Here are some tips adapted from an article by Laura Lundquist in The Chronicle Herald, to help you stay injury-free as you start your 2019 fitness goals.
1. Professional help making a plan: if you want to try something new, it is best to consult a professional first. Chiropractors, physiotherapists or personal trainers can provide movement screens, take into consideration any of your health concerns, talk about your goals and guide you to choose appropriate exercises or classes to start your fitness journey.
2. Start half way: naturally, many of us start new routines too quickly. We end up doing too much, too fast because we like the immediate feeling of hard work, but unfortunately this can lead to injury. Start slow (about half of what you think you can do) and progress from there.
3. Increase by no more than 10%: increase each week by no more than 10% per week in any type of exercise you embark on. With weight lifting, this would apply to the amount of weight you are lifting. If you are doing cardio (running, cycling, etc.), this may apply to the length or intensity of the workout.
4. Switch up your routine: if you lift weights working on the upper body one day, work on the lower body the next. Or lift weights one day and try running the next. It is best to switch up workouts to allow muscles to recover. Not giving your muscles enough rest can actually cause muscle break down, potentially leading to injury, instead of making them stronger.

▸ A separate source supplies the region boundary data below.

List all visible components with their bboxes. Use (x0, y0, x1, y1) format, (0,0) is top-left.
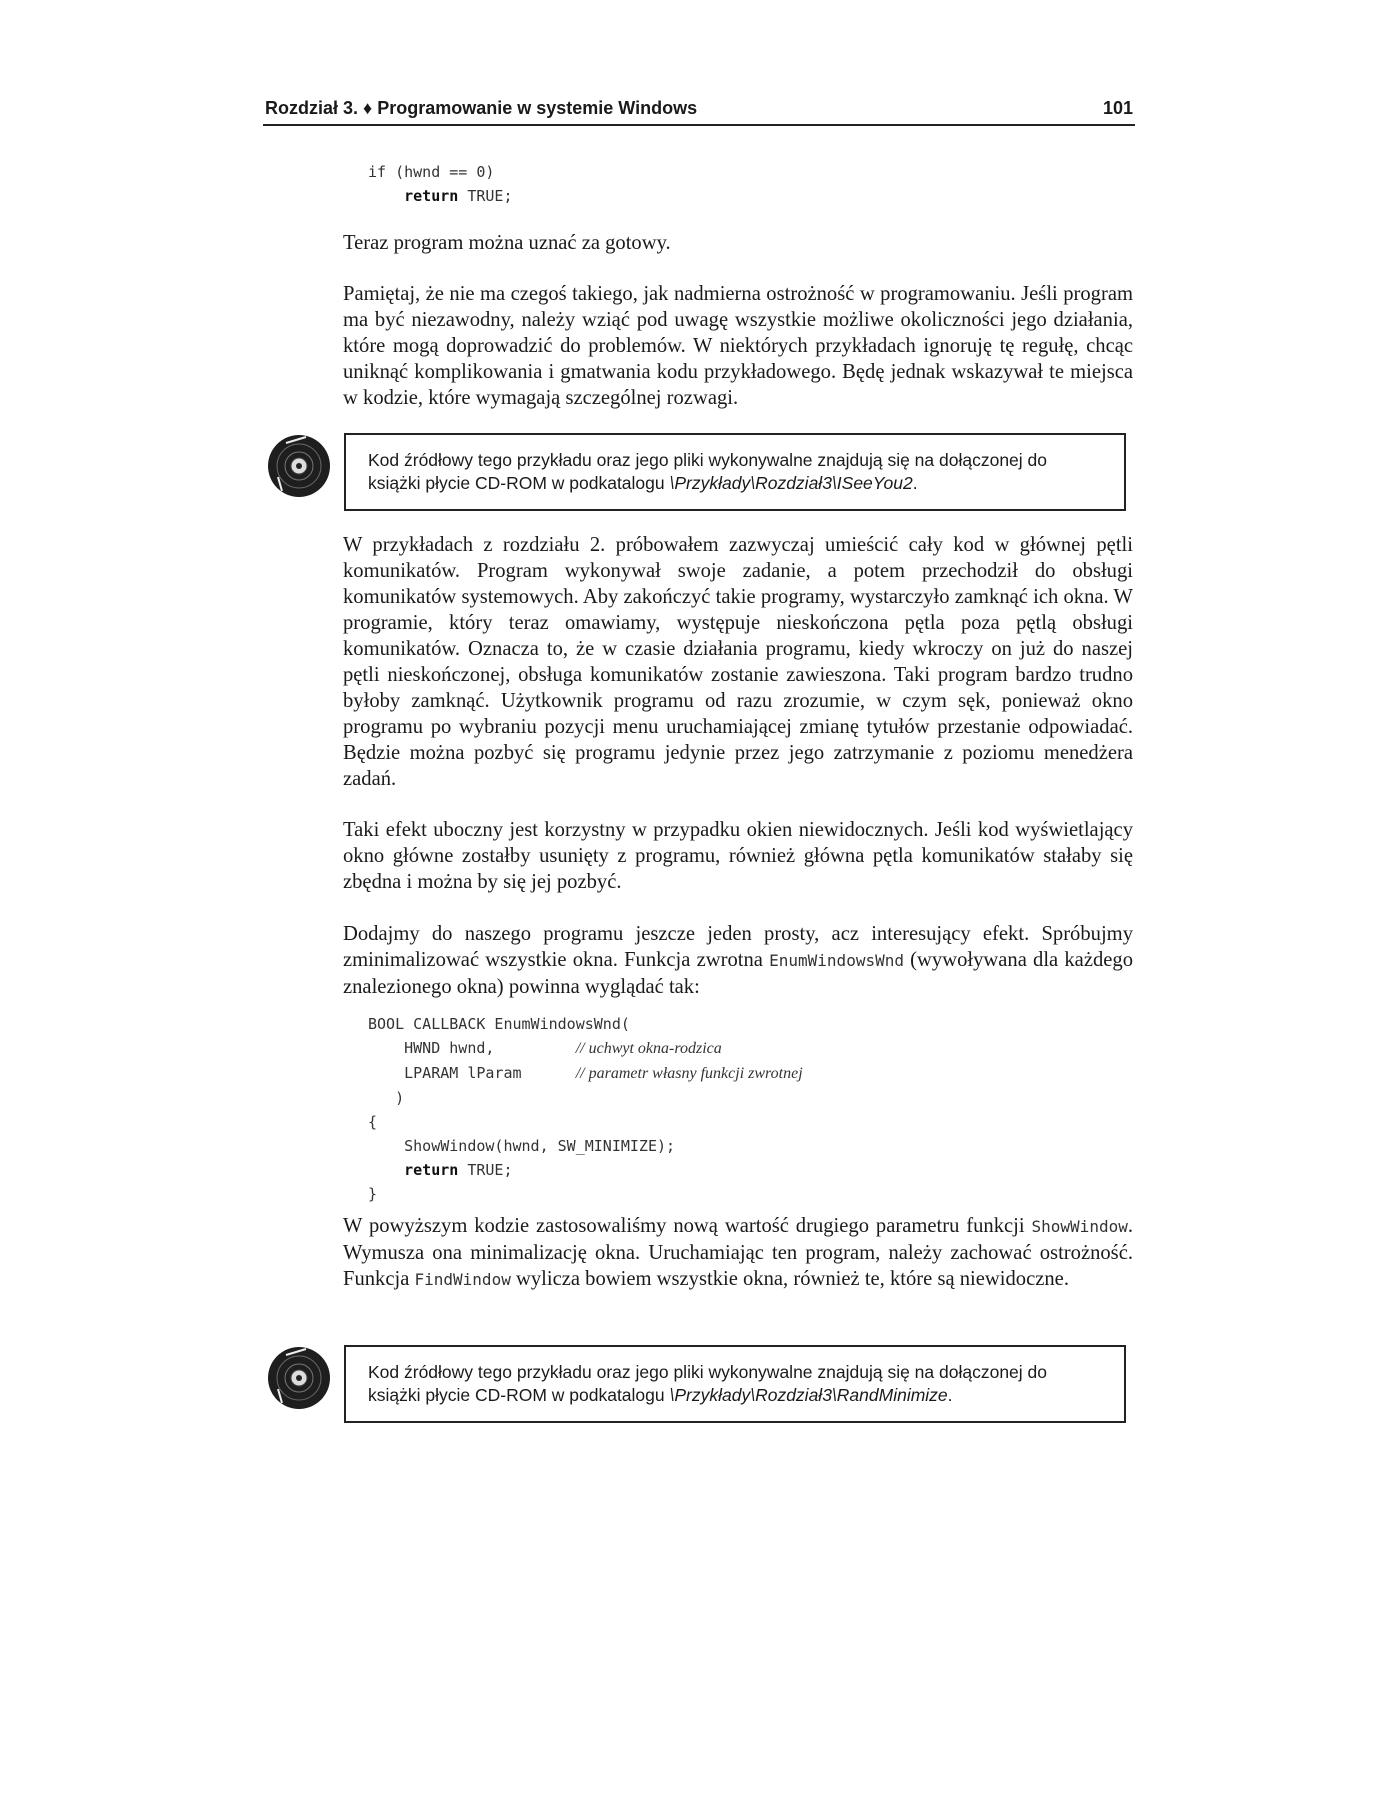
inline-code: EnumWindowsWnd (769, 951, 904, 970)
code-line: ShowWindow(hwnd, SW_MINIMIZE); (368, 1137, 676, 1155)
running-header (263, 98, 1135, 126)
code-line: { (368, 1113, 378, 1131)
code-keyword: return (404, 187, 459, 205)
code-line: LPARAM lParam (368, 1064, 576, 1082)
code-line: ) (368, 1089, 405, 1107)
note-end: . (947, 1385, 953, 1405)
cd-disc-icon (266, 433, 332, 499)
paragraph-3: W przykładach z rozdziału 2. próbowałem zazwyczaj umieścić cały kod w głównej pętli komunikatów. Program wykonywał swoje zadanie, a potem przechodził do obsługi komunikatów systemowych. Aby zakończyć takie programy, wystarczyło zamknąć ich okna. W programie, który teraz omawiamy, występuje nieskończona pętla poza pętlą obsługi komunikatów. Oznacza to, że w czasie działania programu, kiedy wkroczy on już do naszej pętli nieskończonej, obsługa komunikatów zostanie zawieszona. Taki program bardzo trudno byłoby zamknąć. Użytkownik programu od razu zrozumie, w czym sęk, ponieważ okno programu po wybraniu pozycji menu uruchamiającej zmianę tytułów przestanie odpowiadać. Będzie można pozbyć się programu jedynie przez jego zatrzymanie z poziomu menedżera zadań. (343, 534, 1133, 790)
code-comment: // uchwyt okna-rodzica (575, 1040, 722, 1057)
chapter-title: Rozdział 3. ♦ Programowanie w systemie Windows (265, 98, 698, 118)
text-run: . Wymusza ona minimalizację okna. Uruchamiając ten program, należy zachować ostrożność. Funkcja (343, 1215, 1133, 1290)
page-number: 101 (1102, 98, 1133, 118)
paragraph-2: Pamiętaj, że nie ma czegoś takiego, jak nadmierna ostrożność w programowaniu. Jeśli program ma być niezawodny, należy wziąć pod uwagę wszystkie możliwe okoliczności jego działania, które mogą doprowadzić do problemów. W niektórych przykładach ignoruję tę regułę, chcąc uniknąć komplikowania i gmatwania kodu przykładowego. Będę jednak wskazywał te miejsca w kodzie, które wymagają szczególnej rozwagi. (343, 283, 1133, 409)
cd-disc-icon (266, 1345, 332, 1411)
code-comment: // parametr własny funkcji zwrotnej (575, 1065, 803, 1082)
code-block-1 (368, 160, 513, 208)
code-line: TRUE; (458, 1161, 513, 1179)
note-path: \Przykłady\Rozdział3\RandMinimize (669, 1385, 948, 1405)
code-line: TRUE; (458, 187, 513, 205)
inline-code: ShowWindow (1031, 1217, 1128, 1236)
note-text: Kod źródłowy tego przykładu oraz jego pliki wykonywalne znajdują się na dołączonej do książki płycie CD-ROM w podkatalogu (368, 1362, 1048, 1405)
text-run: wylicza bowiem wszystkie okna, również te, które są niewidoczne. (510, 1268, 1069, 1290)
inline-code: FindWindow (414, 1270, 511, 1289)
code-line: HWND hwnd, (368, 1039, 576, 1057)
code-block-2 (368, 1012, 803, 1206)
paragraph-5 (343, 921, 1133, 1000)
note-path: \Przykłady\Rozdział3\ISeeYou2 (669, 473, 913, 493)
code-line: } (368, 1185, 378, 1203)
paragraph-6 (343, 1213, 1133, 1293)
note-text: Kod źródłowy tego przykładu oraz jego pliki wykonywalne znajdują się na dołączonej do książki płycie CD-ROM w podkatalogu (368, 450, 1048, 493)
paragraph-4: Taki efekt uboczny jest korzystny w przypadku okien niewidocznych. Jeśli kod wyświetlający okno główne zostałby usunięty z programu, również główna pętla komunikatów stałaby się zbędna i można by się jej pozbyć. (343, 819, 1133, 893)
cd-note-2 (344, 1345, 1126, 1423)
text-run: (wywoływana dla każdego znalezionego okna) powinna wyglądać tak: (343, 949, 1133, 998)
text-run: W powyższym kodzie zastosowaliśmy nową wartość drugiego parametru funkcji (343, 1215, 1032, 1237)
code-keyword: return (404, 1161, 459, 1179)
cd-note-1 (344, 433, 1126, 511)
note-end: . (912, 473, 918, 493)
code-line: BOOL CALLBACK EnumWindowsWnd( (368, 1015, 630, 1033)
code-line: if (hwnd == 0) (368, 163, 495, 181)
paragraph-1: Teraz program można uznać za gotowy. (343, 232, 671, 254)
text-run: Dodajmy do naszego programu jeszcze jeden prosty, acz interesujący efekt. Spróbujmy zminimalizować wszystkie okna. Funkcja zwrotna (343, 923, 1133, 971)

5. Listen to your body: if you are tired or too sore, don’t push yourself to workout that day. Give yourself a day of rest. Furthermore, exercise should not cause pain. Yes, some achiness in muscles is normal but pain in joints or muscles during or following a workout is not. Seek care from a health-care practitioner if any pain occurs to ensure it is nothing serious and perhaps a simple change to your routine/technique is all that is needed.